Do metra weszły na pobliskiej stacji Worobiowe Gory, przy linii Sokolniczeskaja, tej samej, na której usytuowane są zaatakowane przez nie stacje Park Kultury i Łubianka.
Poprzedniego dnia informowano, że kobiety-samobójczynie weszły do podziemnej kolei na stacji Jugo-Zapadnaja, również na linii Sokoliniczeskaja. Miały je tam zarejestrować - w towarzystwie dwóch innych kobiet - kamery monitoringu. Przekazywano też, że milicja przypuszcza, iż przed atakiem w metrze terrorystki przez kilka dni mieszkały w Moskwie lub regionie moskiewskim.
Szahidki miały po około 20-25 lat. Rysy twarzy wskazują na ich kaukaskie pochodzenie.

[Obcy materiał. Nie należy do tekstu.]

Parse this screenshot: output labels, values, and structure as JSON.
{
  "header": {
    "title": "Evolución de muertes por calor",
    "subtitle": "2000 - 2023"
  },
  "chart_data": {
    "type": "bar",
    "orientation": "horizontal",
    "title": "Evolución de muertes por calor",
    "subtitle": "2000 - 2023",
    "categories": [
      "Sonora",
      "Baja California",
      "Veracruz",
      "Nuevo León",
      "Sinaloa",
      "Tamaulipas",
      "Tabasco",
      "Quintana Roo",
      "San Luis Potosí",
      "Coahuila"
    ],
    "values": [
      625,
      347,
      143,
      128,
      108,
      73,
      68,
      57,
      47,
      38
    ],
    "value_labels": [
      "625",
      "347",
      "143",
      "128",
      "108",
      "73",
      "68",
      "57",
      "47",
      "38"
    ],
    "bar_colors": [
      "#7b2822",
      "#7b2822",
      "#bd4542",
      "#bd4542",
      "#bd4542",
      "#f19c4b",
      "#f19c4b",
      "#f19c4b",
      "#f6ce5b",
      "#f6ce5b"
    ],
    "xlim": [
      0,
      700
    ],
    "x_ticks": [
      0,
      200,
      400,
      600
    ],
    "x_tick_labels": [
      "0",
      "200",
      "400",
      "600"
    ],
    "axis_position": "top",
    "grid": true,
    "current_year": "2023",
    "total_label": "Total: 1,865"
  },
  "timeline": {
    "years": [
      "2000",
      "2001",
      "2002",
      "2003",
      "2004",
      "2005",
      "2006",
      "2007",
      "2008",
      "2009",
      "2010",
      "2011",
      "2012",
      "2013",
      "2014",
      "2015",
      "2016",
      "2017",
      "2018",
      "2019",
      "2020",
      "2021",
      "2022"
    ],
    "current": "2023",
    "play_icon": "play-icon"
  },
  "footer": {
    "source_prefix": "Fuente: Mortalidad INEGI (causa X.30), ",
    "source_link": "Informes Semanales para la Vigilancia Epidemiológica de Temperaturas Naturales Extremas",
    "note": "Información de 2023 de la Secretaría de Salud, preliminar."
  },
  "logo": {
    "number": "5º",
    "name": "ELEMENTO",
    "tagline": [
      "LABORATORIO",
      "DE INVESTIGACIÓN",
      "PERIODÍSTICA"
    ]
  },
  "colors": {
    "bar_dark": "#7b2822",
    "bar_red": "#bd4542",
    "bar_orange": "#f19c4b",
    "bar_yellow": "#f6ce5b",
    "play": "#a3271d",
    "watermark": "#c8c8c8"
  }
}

Obie były ubrane na czarno. Na głowach miały czarne chusty.
Cytowane przez dziennik "Kommiersant" źródło zbliżone do śledztwa podało, że ciała terrorystek zebrano z fragmentów, niczym puzzle. W obu wypadkach brakuje tylko środkowych części tułowia i po jednej z rąk.
Domniemane wspólniczki terrorystek są w wieku - odpowiednio - około 25 i 40 lat. O piątym z poszukiwanych wiadomo, że ma około 30 lat i nosi brodę.
W następstwie poniedziałkowych zamachów śmierć poniosło co najmniej 39 osób, a ponad 70 zostało rannych.